Die große Masse der Bevölkerung wartete vergeblich darauf, dass Rafsanjani sein 1989 gegebenes Versprechen, ihnen nach Jahren von Revolution, Krieg und Mangelwirtschaft eine Friedenrendite zuzuteilen, erfüllte. Eher war das Gegenteil der Fall. Bereits in der "Ersten Republik" unter Khomeini hatte sich das durchschnittliche Pro-Kopf-Einkommen von 1979 bis 1989 um die Hälfte verringert.[17] Obwohl sich unter dem neuen Regime beachtliche Fortschritte bei der medizinischen und sozialen Basisversorgung, der Infrastruktur und der Alphabetisierung einstellten, hat sich die Einkommensverteilung im Vergleich zur Revolutionszeit dramatisch verschlechtert. So lebten nach UNDP-Schätzungen 1996 ca. 53 Prozent aller Iraner unter der Armutsgrenze. Damit nicht genug: Unter Rafsanjani begann die Korruption in Staat und Regierung in einer zuvor nicht gekannten Dimension zu grassieren, wobei die ab 1995 der Öffentlichkeit bekannt gewordenen wenigen Fälle von staatlichen Bankenskandalen und Selbstbereicherungen vieler Staatsdiener bei der wirtschaftlichen Privatisierung nur die Spitze des Eisberg darstellten. Angesicht dieser negativen Phänomene erfasste viele Iraner Skepsis und Zynismus gegenüber den Erklärungen der Regierungspolitiker, die sich in ihren Augen vom Ideal des zu Anfang der Revolution ausgegebenen Slogans der "Sozialen Gerechtigkeit (`edalat-e ejtema`i) unendlich weit entfernt hatten.

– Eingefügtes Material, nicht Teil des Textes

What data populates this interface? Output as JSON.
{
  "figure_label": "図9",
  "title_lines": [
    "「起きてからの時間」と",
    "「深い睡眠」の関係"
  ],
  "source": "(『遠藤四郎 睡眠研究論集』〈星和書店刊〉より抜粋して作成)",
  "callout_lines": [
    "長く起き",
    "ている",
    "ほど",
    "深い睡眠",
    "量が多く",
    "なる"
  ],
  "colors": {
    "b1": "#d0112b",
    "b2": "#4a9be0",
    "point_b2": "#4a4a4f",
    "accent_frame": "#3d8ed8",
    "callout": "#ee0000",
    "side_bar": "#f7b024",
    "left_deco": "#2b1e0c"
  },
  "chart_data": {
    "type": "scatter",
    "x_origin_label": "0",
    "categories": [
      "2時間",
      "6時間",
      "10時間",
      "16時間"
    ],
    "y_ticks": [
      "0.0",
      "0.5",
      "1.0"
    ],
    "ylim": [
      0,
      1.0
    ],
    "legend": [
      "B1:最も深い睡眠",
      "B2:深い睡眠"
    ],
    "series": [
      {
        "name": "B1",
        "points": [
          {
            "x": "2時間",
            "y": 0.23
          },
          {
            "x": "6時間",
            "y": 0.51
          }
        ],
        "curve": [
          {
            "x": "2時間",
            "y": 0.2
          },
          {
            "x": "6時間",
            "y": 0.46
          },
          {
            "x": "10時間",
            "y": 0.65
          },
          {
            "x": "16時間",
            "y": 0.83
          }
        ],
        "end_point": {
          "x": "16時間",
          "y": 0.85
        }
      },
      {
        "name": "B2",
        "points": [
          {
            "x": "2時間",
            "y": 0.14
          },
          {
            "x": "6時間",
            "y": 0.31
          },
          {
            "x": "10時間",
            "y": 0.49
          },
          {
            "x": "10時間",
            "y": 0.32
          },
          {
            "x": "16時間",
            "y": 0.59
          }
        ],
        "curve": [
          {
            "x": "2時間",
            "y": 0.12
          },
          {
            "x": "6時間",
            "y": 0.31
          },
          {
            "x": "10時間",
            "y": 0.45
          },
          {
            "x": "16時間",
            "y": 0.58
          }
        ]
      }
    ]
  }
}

Rafsanjani war in den letzten drei Jahren seiner Präsidentschaft so schwach geworden, dass er es nicht mehr vermochte, den Widerstand des konservativen Establishments gegen die von seinen politischen Vertrauten vorgeschlagene Verfassungsänderung, die ihm eine dritte Amtszeit hätte sichern sollen, zu brechen.[18]


Fußnoten

16.
Vgl. Ahmed Hashim, The Crisis of the Iranian State, London 1995, S. 2.
17.
Vgl. Patrick Clawson, Iran's Challenge to the West: How, When, and Why?, Washington, D. C. 1993, S. 26.
18.
Vgl. Wilfried Buchta, Rafsandschanis Ohnmacht, in: Frankfurter Allgemeine Zeitung vom 15. 10. 1996, S. 10.